Les mecs de Racing sont chauds et braillent
des bouts de chansons anti Independiente. Lucas veut qu'on parte tranquille
aussi on se lève et commençons à nous diriger vers la porte de sortie. Là, un
des mecs cri "Vamos Academia ! Que pocos que son los amargos ! No son nada
traigan a la hinchada del rojo para que hagan vulto putos !". Eugenia
visiblement à bloc se retourne, ouvre son sweat, s'avance vers les mecs et
balance "Aca esta la hinchada del Rojo, soy yo, que te pasa fracasado que
te corto lo que te queda de huevos !"
Gros silence. Arrêt sur image sur la gueule
du barman complètement blême. Un verre tombe et pète dans un fraca inhabituel
et me fait sursauter. Le mec après un moment d'hésitation reprend ses esprits
"Que dice esa puta?!" Le barman arrive pour s'interposer avec l'aide
du serveur, les supp' de Racing moins bourrés freinent leur collègue au visage
rouge tomate "'Para ! Que es un chica loco" "Que me importa es
una puta". On profite du bordel pour se barrer rapido !

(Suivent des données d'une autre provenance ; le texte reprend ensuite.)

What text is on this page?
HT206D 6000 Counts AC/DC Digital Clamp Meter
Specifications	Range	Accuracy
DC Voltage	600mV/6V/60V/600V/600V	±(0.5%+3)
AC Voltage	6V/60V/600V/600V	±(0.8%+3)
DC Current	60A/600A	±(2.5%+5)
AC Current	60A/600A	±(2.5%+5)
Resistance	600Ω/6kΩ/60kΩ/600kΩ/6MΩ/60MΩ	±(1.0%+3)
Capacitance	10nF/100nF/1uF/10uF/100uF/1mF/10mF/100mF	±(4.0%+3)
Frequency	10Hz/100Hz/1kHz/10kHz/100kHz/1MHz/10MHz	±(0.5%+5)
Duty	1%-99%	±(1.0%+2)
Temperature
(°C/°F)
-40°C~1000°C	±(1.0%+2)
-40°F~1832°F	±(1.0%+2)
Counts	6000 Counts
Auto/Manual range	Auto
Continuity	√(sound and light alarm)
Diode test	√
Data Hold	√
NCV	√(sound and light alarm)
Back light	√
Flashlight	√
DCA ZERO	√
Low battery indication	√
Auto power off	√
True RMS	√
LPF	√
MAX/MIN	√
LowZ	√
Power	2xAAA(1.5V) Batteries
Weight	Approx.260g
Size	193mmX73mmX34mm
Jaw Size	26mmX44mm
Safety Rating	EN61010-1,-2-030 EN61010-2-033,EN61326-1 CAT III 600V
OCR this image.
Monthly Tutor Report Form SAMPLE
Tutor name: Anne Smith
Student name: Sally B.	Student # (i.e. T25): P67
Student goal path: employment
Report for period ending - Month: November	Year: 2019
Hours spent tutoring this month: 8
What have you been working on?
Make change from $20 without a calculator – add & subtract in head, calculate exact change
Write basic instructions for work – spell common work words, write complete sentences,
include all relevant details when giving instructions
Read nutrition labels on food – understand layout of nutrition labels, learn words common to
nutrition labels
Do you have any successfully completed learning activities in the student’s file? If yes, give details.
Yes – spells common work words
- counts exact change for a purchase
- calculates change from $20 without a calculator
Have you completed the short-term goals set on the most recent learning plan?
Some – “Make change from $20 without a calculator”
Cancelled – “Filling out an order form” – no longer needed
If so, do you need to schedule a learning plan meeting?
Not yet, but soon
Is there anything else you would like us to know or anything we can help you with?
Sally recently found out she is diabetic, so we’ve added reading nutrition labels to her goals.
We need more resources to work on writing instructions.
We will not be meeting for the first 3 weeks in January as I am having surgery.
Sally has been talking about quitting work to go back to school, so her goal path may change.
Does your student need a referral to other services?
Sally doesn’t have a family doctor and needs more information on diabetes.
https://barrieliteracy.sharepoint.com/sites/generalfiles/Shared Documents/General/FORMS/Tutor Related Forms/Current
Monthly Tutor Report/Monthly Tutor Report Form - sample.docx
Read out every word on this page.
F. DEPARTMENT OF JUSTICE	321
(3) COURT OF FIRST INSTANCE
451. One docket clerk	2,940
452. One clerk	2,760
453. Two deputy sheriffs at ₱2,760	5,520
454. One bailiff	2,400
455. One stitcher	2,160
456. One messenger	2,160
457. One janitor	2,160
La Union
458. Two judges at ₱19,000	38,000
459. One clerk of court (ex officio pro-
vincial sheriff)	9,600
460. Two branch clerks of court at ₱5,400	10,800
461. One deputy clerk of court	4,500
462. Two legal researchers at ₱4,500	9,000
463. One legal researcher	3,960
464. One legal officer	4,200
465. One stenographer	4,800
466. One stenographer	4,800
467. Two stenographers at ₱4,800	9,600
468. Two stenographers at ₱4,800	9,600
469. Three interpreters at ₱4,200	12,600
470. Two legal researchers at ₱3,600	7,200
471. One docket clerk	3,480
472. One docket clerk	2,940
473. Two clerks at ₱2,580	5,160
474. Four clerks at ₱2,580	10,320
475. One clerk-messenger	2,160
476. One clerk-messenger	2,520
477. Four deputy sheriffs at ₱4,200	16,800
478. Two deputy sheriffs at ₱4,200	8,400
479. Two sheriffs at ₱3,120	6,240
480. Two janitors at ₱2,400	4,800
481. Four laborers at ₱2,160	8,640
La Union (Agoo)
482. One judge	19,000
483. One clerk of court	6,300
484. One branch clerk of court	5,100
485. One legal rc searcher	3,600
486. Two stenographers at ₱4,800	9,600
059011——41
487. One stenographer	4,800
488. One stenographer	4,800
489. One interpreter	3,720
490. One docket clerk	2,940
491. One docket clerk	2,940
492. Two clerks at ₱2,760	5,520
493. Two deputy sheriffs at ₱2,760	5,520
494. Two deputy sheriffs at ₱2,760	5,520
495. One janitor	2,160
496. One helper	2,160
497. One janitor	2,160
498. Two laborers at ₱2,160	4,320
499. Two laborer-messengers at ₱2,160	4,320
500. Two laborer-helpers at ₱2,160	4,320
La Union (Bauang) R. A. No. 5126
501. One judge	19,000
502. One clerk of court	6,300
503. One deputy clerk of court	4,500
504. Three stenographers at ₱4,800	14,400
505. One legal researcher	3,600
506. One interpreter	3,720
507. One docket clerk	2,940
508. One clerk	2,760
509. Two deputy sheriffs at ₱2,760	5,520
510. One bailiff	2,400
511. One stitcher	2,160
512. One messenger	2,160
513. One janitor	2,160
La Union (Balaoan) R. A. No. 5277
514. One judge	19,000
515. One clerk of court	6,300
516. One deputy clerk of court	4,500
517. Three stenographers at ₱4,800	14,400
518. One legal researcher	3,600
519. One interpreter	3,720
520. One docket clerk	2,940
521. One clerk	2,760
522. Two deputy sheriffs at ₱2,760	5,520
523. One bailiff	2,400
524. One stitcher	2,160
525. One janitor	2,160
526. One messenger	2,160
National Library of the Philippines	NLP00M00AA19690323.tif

Le lendemain 14h je retrouve Fredi à la
réunion. Nous sommes une petite dizaine de personnes. À part Eu et Fred je
connais dégun. Il me présente comme "el Marsellese". Super ambiance.

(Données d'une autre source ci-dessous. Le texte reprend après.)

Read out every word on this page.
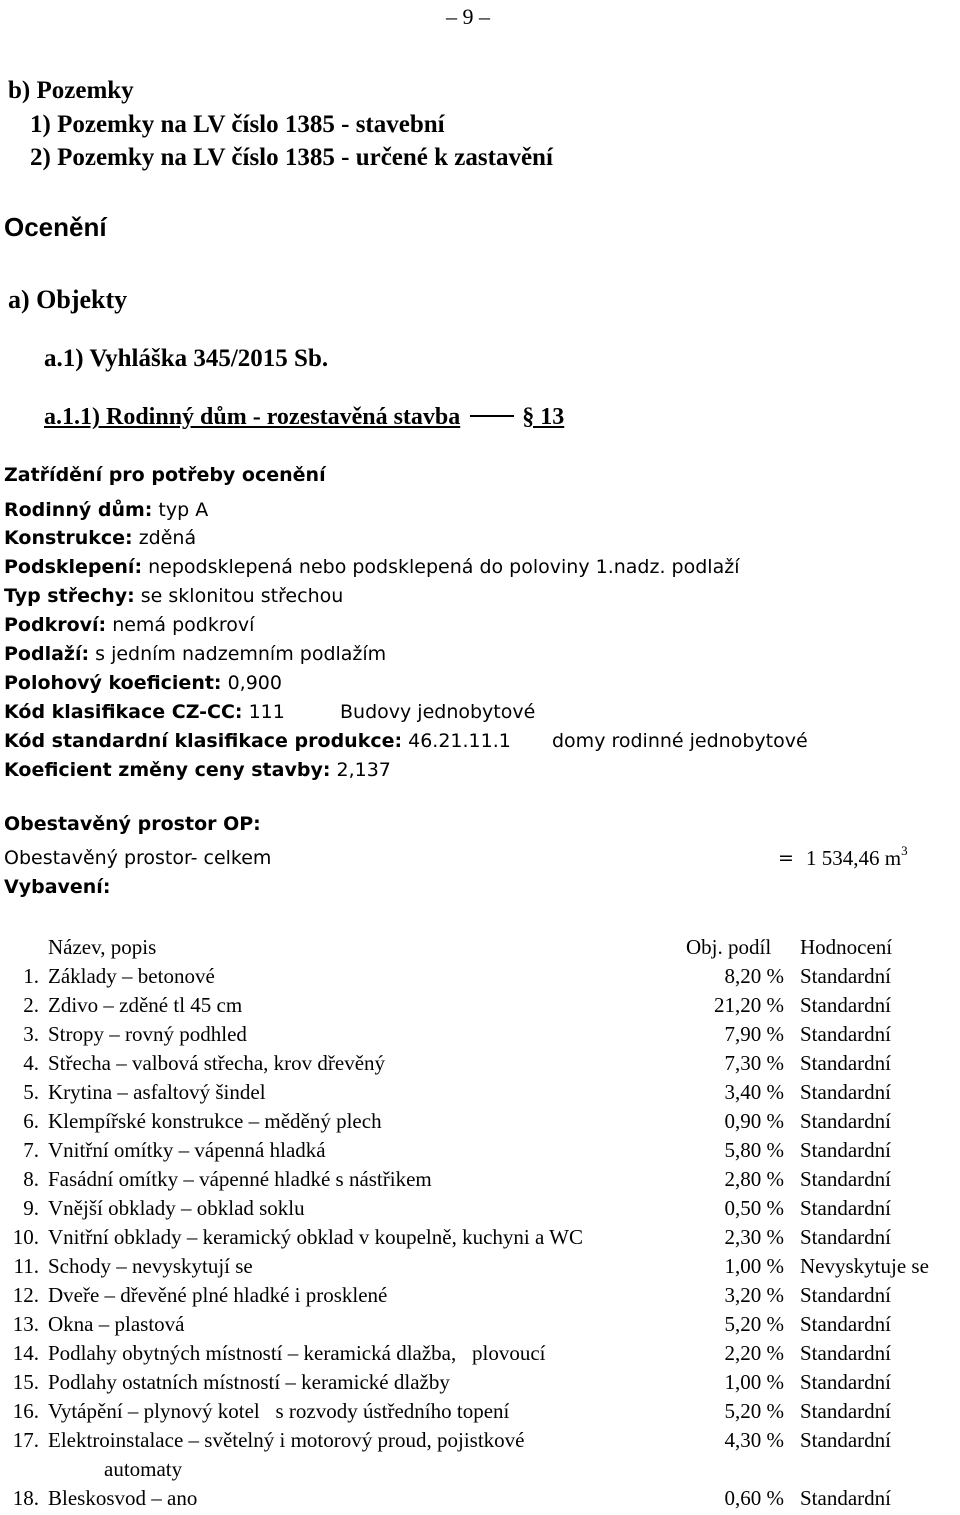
– 9 –
b) Pozemky
1) Pozemky na LV číslo 1385 - stavební
2) Pozemky na LV číslo 1385 - určené k zastavění
Ocenění
a) Objekty
a.1) Vyhláška 345/2015 Sb.
a.1.1) Rodinný dům - rozestavěná stavba	§ 13
Zatřídění pro potřeby ocenění
Rodinný dům: typ A
Konstrukce: zděná
Podsklepení: nepodsklepená nebo podsklepená do poloviny 1.nadz. podlaží
Typ střechy: se sklonitou střechou
Podkroví: nemá podkroví
Podlaží: s jedním nadzemním podlažím
Polohový koeficient: 0,900
Kód klasifikace CZ-CC: 111	Budovy jednobytové
Kód standardní klasifikace produkce: 46.21.11.1 domy rodinné jednobytové
Koeficient změny ceny stavby: 2,137
Obestavěný prostor OP:
Obestavěný prostor- celkem	= 1 534,46 $m^3$
Vybavení:
Název, popis	Obj. podíl Hodnocení
1. Základy – betonové	8,20 % Standardní
2. Zdivo – zděné tl 45 cm	21,20 % Standardní
3. Stropy – rovný podhled	7,90 % Standardní
4. Střecha – valbová střecha, krov dřevěný	7,30 % Standardní
5. Krytina – asfaltový šindel	3,40 % Standardní
6. Klempířské konstrukce – měděný plech	0,90 % Standardní
7. Vnitřní omítky – vápenná hladká	5,80 % Standardní
8. Fasádní omítky – vápenné hladké s nástřikem	2,80 % Standardní
9. Vnější obklady – obklad soklu	0,50 % Standardní
10. Vnitřní obklady – keramický obklad v koupelně, kuchyni a WC	2,30 % Standardní
11. Schody – nevyskytují se	1,00 % Nevyskytuje se
12. Dveře – dřevěné plné hladké i prosklené	3,20 % Standardní
13. Okna – plastová	5,20 % Standardní
14. Podlahy obytných místností – keramická dlažba,   plovoucí	2,20 % Standardní
15. Podlahy ostatních místností – keramické dlažby	1,00 % Standardní
16. Vytápění – plynový kotel   s rozvody ústředního topení	5,20 % Standardní
17. Elektroinstalace – světelný i motorový proud, pojistkové	4,30 % Standardní
automaty
18. Bleskosvod – ano	0,60 % Standardní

Je rencontre Pata un mec qui m'aborde en me disant "En serio sos de
Marsella ? Noo que copado ! Yo hincho para Marsella !" Pensant qu'il me
charit ou me dit ça pour me faire plaisir je souris mais, comme en transe, il
me dit de passer chez lui après la cosette. Pendant cette dernière on se donne
rdv pour la "prévia" (Fête d'avant match) de Samedi, pour le matos, on règle deux
trois détails pour que la fête soit réussie.

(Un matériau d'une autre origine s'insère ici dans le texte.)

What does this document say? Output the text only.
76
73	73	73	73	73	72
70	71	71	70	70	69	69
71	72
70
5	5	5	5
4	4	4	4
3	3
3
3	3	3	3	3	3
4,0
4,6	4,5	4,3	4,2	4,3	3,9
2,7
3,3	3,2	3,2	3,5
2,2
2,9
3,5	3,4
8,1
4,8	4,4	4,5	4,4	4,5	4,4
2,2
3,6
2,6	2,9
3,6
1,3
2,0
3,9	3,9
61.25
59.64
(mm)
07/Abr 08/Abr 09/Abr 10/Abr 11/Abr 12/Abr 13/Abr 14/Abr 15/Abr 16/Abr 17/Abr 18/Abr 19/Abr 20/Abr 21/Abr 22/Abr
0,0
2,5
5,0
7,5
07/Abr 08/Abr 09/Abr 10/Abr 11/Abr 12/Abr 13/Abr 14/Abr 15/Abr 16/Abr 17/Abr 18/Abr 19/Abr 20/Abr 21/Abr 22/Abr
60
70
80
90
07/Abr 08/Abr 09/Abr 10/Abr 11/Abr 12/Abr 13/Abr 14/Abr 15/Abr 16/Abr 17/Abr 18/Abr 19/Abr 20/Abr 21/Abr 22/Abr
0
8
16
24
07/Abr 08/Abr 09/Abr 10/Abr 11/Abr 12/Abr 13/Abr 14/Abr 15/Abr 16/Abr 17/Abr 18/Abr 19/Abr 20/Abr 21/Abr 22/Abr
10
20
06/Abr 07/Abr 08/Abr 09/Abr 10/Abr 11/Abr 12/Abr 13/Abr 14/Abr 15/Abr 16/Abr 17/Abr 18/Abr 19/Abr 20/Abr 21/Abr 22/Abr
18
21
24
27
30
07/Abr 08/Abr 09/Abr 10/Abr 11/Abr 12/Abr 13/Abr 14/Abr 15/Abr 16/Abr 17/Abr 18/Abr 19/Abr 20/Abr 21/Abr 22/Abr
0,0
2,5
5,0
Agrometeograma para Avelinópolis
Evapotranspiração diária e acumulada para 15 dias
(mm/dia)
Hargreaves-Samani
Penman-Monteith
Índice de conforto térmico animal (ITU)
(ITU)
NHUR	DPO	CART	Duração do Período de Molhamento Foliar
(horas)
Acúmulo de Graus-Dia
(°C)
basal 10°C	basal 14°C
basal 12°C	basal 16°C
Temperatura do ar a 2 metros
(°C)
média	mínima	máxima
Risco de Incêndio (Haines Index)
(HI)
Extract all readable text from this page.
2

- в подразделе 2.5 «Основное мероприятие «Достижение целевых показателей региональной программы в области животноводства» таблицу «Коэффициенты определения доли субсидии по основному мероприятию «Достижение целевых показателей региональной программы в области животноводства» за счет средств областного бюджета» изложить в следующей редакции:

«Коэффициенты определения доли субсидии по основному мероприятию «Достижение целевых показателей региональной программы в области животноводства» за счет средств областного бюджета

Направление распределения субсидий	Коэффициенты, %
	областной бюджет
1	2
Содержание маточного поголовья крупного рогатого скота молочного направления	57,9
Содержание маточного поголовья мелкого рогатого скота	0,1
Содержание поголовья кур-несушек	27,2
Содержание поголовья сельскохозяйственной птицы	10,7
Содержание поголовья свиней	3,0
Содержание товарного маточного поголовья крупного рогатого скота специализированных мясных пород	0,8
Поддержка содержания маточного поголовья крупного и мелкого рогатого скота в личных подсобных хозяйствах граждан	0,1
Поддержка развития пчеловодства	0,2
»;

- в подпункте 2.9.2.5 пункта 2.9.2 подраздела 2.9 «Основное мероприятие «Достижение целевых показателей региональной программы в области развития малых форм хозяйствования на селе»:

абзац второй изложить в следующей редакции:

Je pars donc avec Pata, chez lui. Et là la
belle suprise. Le mec me sort le maillot de l'OM away de 2008. "Se parece
un poco a la camiseta de Racing. Eso me embola" me dit-il d'abord. Mais
enchaîne vite "Pero es OM ! Esta bien no ?" Comme si je ne l'avais
jamais vu. En tout cas je l'invite à boire un coup et découvre qu'il connait
encore mieux l'équipe de Marseille que le forumeur moyen de Lephoceen.fr
!
Le soir d'avant match grillade et pizzas
chez Lucas avec le peuple Rouge. Même Enrique l'homme aux tatouages est là. Il
finira par me dire "Al principio no tenia confianza pero ahora me pareces
un tipo macanudo" Je ne savais pas encore que ce fada me préparait une
sacrée bonne surprise. En tout cas je profite de la soirée pour faire plus
ample connaissance avec Eu qu'est vraiment une chouette fille.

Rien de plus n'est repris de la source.